4.  What did I choose to do with the energy?  … and what happened… Consequences can include how I felt as a result of my choice, as well as implications for others.

Upon giving it very serious consideration, and discussing the situation with friends who are in the health care industry and social agencies, I came to the understanding that this is far from an unusual situation with independent seniors who are experiencing deteriorating health, while still maintaining their mental functionality. Part of them knows and accepts the limitations that they are facing, but a part of them still wants and needs to resist the necessity of reaching out to others for help!  As a result, they are constantly fluctuating back and forth in their decisions.  I decided to respect my own physical and emotional needs and not allow her to waste my time and energy, yet still look out for her when she really needs my help.  As I result, I chose to back off dramatically in our interactions, leaving it entirely up to her to contact me if she wants or needs something.  By backing off, it reduced my frustration substantially, I have no feelings of guilt, and it has helped to protect my own personal energy levels, and to be at peace about the entire situation.

 5. Gathering Wisdom: What do I learn about myself? How does the learning fit within major themes in my history? How does it relate to my life purpose? What does it tell me about a specific present relationship? What is unfinished?

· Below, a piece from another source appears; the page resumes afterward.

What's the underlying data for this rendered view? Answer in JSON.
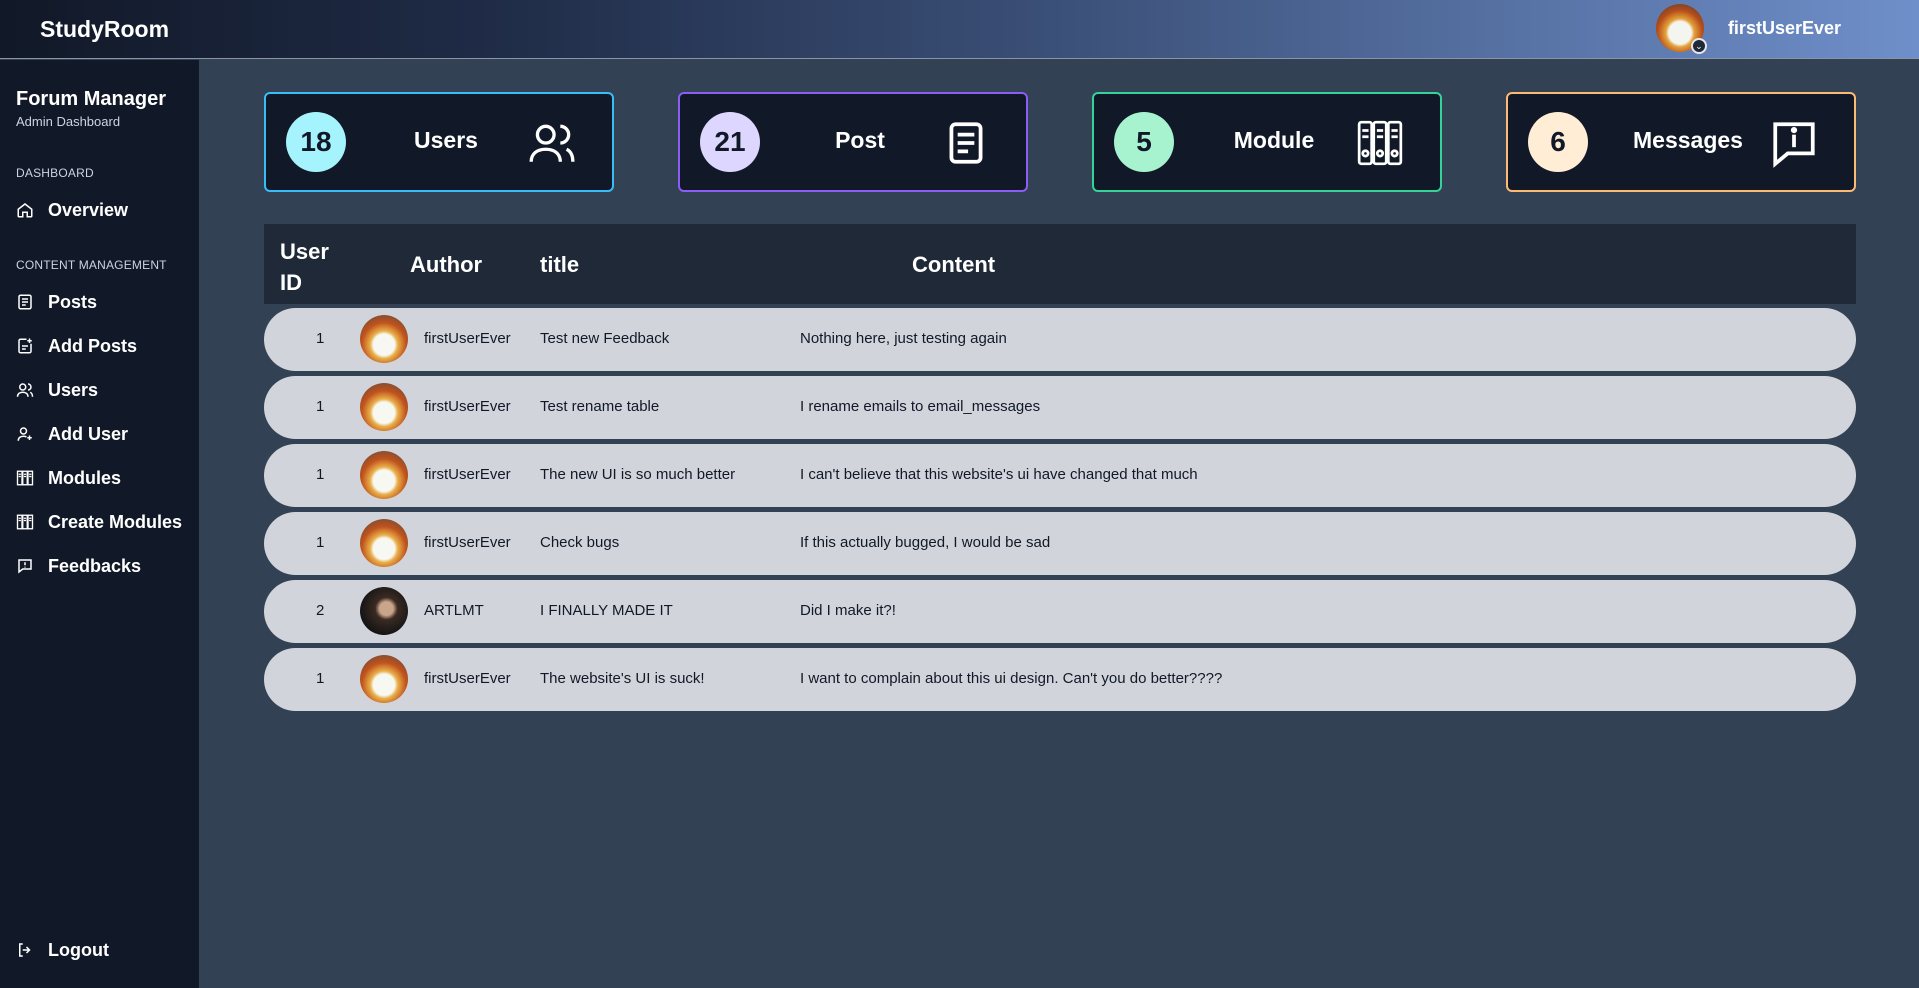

In retrospect, my immediate response to jump in and help her in her time of need was a very typical response for me.  I am a person who wants to help people in whatever manner that I can.  However, from a variety of life experiences, I have come to understand that although many people may need help, not everyone is actually prepared to accept the help that they require. It is also important to remember that they have every right to make their own choices as to how they want to live their own life, while they have the mental capability to do so.   As well, as my own health situation has changed dramatically since I agreed to help her, I have come to the realization and acceptance of the fact that I need to protect my own health and energy levels.  This has to be my top priority.  So, it is not only ok, but imperative to have taken the steps that I have to alter our relationship. There are social agencies and organizations that can provide her with the care and assistance that she requires.  So, if I get them involved, I am still caring for her without me taking on the responsibility myself. A perfect solution!  I have finally learned, and accepted, that it is perfectly ok to finally put my own needs first, without guilt, and that if I don’t care for myself, nobody else will.  How freeing this is.

6. What do I choose to do now in response to my learning?

As a result of my altered circumstances, and my deeper understanding of my appropriate role in my own life and those around me, I have chosen to reduce my interaction with her and have changed how I see my responsibilities, not only in her life, but in everyone else’s as well.  Now, the onus is on her to approach me with her requests for assistance.  I will set the wheels in motion for interaction with the appropriate support agencies, but then I will back off and allow the professionals to interact with her without me.  When the time comes that she is no longer capable of making her own decisions, and she really requires my intervention, if I am able to assist her, I will.  If I can’t, I will ensure that there is someone else to take on that role, and be sure to respect my own physical needs and limitations and back off without guilt.